Setelah kejadian tersebut, aku merasa sedikit malu karena telah salah mengenali orang yang menolongku. Aku menundukkan kepala dengan wajah yang sedikit merah, sementara orang itu tersenyum dan menggelengkan kepalanya.

"Gapapa, Jessica. Kita semua bisa salah mengenali seseorang kadang-kadang," ucapnya dengan ramah.

Aku mengangkat kepalaku dan tersenyum kepadanya. "Terima kasih, Leo, karena telah menolongku dan memberikan bukuku kembali. Aku minta maaf atas kesalahpahaman tadi."

Leo mengangguk sambil menunjukkan senyum yang hangat. "Tidak perlu minta maaf. Bagaimana dengan kakimu? Apakah sudah baik-baik saja?"

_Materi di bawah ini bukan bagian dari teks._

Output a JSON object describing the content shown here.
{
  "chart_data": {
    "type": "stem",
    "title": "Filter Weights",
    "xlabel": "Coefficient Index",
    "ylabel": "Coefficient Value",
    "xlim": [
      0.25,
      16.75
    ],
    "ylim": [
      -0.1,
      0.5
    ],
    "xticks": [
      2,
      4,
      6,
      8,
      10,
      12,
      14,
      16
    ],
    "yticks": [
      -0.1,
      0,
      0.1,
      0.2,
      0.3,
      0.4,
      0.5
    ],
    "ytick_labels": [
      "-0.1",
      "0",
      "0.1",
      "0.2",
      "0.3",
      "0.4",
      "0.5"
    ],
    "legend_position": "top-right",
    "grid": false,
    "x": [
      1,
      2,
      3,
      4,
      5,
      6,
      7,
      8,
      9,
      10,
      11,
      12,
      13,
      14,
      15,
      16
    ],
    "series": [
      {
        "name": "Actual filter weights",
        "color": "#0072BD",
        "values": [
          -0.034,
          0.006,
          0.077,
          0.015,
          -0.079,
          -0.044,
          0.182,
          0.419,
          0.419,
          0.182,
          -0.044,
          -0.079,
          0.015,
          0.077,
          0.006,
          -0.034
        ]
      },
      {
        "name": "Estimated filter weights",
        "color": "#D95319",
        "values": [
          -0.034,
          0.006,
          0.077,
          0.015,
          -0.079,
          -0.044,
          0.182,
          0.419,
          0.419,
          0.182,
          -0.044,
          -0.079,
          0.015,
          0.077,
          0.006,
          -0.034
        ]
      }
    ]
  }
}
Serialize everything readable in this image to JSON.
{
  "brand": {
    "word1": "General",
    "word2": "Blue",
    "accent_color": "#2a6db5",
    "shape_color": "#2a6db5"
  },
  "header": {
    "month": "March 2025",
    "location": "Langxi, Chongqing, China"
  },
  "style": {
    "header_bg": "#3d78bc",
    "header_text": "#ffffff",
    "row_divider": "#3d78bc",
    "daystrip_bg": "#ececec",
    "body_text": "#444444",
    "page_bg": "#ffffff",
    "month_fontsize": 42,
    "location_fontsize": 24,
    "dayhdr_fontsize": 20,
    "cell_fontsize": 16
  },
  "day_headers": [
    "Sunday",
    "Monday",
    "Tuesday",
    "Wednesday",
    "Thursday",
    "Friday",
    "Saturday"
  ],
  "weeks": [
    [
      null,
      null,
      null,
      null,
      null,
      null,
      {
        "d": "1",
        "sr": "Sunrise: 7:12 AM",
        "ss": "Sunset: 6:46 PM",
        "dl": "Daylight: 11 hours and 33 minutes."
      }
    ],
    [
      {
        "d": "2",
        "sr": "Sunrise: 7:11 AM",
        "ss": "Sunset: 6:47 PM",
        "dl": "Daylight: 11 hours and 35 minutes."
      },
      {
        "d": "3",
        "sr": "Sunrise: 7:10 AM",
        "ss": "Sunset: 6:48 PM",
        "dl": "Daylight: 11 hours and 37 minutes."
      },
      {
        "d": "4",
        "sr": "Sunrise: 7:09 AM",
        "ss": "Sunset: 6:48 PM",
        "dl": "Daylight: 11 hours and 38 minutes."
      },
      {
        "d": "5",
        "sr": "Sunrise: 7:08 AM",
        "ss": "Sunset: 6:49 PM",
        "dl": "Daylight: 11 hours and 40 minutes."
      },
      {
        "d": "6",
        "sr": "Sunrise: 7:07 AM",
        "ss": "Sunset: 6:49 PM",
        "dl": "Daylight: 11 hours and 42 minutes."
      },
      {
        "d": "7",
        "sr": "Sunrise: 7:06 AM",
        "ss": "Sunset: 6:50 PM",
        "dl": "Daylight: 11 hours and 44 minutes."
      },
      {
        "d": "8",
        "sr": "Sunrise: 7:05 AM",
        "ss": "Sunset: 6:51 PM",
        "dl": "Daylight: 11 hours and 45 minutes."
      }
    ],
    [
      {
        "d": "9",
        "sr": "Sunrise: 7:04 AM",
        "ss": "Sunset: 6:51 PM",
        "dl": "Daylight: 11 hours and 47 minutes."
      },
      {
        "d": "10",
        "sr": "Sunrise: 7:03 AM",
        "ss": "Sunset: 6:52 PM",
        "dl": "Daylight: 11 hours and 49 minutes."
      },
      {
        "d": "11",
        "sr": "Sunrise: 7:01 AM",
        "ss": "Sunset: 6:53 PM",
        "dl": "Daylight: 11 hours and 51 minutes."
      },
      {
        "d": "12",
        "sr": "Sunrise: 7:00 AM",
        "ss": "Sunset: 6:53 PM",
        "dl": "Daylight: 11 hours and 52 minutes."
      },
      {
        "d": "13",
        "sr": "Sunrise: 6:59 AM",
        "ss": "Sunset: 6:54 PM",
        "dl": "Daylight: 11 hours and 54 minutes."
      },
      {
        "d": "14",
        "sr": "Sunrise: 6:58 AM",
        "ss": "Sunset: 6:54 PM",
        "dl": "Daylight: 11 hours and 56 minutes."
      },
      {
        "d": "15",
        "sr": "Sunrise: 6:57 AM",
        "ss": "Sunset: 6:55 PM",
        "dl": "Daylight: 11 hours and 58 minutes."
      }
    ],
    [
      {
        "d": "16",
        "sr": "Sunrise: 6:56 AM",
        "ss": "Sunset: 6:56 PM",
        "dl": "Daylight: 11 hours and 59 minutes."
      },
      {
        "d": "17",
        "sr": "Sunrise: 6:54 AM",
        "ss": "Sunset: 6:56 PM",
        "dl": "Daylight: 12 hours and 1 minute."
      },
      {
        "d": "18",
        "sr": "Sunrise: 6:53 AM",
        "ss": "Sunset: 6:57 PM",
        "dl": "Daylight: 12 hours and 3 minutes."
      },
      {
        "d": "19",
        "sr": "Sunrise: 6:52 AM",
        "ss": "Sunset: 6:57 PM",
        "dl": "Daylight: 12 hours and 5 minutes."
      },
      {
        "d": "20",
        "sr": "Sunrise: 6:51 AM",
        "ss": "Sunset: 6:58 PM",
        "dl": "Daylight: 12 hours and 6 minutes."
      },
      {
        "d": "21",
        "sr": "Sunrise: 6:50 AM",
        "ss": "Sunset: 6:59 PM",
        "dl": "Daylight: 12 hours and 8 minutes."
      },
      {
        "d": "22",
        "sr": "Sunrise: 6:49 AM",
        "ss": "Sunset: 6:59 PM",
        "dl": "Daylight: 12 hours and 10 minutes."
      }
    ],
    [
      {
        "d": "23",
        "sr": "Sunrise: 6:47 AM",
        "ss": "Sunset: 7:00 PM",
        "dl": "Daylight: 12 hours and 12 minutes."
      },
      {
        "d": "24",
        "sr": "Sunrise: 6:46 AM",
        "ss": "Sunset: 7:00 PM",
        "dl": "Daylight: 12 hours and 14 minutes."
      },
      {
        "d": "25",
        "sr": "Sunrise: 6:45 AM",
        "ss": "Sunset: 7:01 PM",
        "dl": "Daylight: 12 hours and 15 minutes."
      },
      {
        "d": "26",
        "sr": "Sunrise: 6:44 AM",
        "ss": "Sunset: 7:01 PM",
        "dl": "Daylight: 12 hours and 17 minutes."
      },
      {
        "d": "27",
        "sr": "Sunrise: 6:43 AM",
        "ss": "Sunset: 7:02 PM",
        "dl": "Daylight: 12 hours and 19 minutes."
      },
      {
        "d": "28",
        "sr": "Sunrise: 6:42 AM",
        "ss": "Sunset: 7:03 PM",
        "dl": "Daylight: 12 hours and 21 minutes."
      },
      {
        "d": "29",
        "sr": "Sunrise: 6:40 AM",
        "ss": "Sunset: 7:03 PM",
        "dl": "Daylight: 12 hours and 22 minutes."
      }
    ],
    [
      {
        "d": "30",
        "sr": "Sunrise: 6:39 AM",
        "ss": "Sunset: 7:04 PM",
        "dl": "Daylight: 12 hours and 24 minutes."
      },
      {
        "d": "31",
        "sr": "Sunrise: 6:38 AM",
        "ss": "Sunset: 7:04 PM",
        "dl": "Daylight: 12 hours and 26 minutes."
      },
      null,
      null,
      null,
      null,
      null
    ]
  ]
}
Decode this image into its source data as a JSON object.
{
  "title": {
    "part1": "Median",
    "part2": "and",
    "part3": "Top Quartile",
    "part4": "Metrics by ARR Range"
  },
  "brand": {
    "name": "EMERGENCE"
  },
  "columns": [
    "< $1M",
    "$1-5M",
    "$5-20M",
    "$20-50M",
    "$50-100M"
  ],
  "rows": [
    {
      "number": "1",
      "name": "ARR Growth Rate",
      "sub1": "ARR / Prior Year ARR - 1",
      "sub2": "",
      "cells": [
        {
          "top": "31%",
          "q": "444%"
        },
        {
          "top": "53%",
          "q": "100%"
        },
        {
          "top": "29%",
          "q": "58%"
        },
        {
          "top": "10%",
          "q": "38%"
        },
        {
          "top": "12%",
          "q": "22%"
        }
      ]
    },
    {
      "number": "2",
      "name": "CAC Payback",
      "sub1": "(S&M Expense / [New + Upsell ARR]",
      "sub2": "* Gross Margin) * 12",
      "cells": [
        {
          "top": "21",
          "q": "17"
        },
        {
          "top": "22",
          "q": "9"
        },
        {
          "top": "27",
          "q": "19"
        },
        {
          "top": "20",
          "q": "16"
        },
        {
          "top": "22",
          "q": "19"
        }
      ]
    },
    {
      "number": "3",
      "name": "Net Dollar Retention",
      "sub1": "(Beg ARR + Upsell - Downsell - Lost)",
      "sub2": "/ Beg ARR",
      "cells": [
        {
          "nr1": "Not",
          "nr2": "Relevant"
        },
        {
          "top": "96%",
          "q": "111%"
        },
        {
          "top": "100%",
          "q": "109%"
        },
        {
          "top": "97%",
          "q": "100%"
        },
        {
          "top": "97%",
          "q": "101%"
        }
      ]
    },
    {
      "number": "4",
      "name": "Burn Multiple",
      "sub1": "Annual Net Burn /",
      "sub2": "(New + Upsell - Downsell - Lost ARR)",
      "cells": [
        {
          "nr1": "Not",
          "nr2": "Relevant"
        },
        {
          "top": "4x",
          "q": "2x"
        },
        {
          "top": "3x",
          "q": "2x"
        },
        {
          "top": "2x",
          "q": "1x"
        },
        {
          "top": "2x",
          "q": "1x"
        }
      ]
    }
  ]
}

Aku melihat ke bawah dan melihat luka kecil di kakiku. "Lecetnya tidak begitu parah, tapi sedikit sakit. Tapi aku bisa mengatasinya."

"Mungkin aku bisa membantumu membersihkannya atau memberikan perban jika perlu."

Aku merasa terharu dengan kebaikan hati orang ini, tetapi aku menolaknya dengan mentah mentah. Padahal orang itu mengambil tisu dari dalam tasnya. Aku langsung pergi lari masuk ke dalam mobil, nampak canggung dengan orang itu. Aku tidak tahu harus berkata apa setelah bertemu dengannya lagi nanti. Aku tidak tahu apa yang harus kulakukan selanjutnya. Aku melihat dia tersenyum dan mengangkat tangannya sebagai salam perpisahan. Aku merasa ada sesuatu yang aneh dengan senyumnya. Seperti ada rasa penasaran atau ketertarikan di baliknya. Aku berusaha mengabaikannya dan menyalakan mesin mobil. Aku ingin segera pergi dari sini dan melupakan kejadian ini.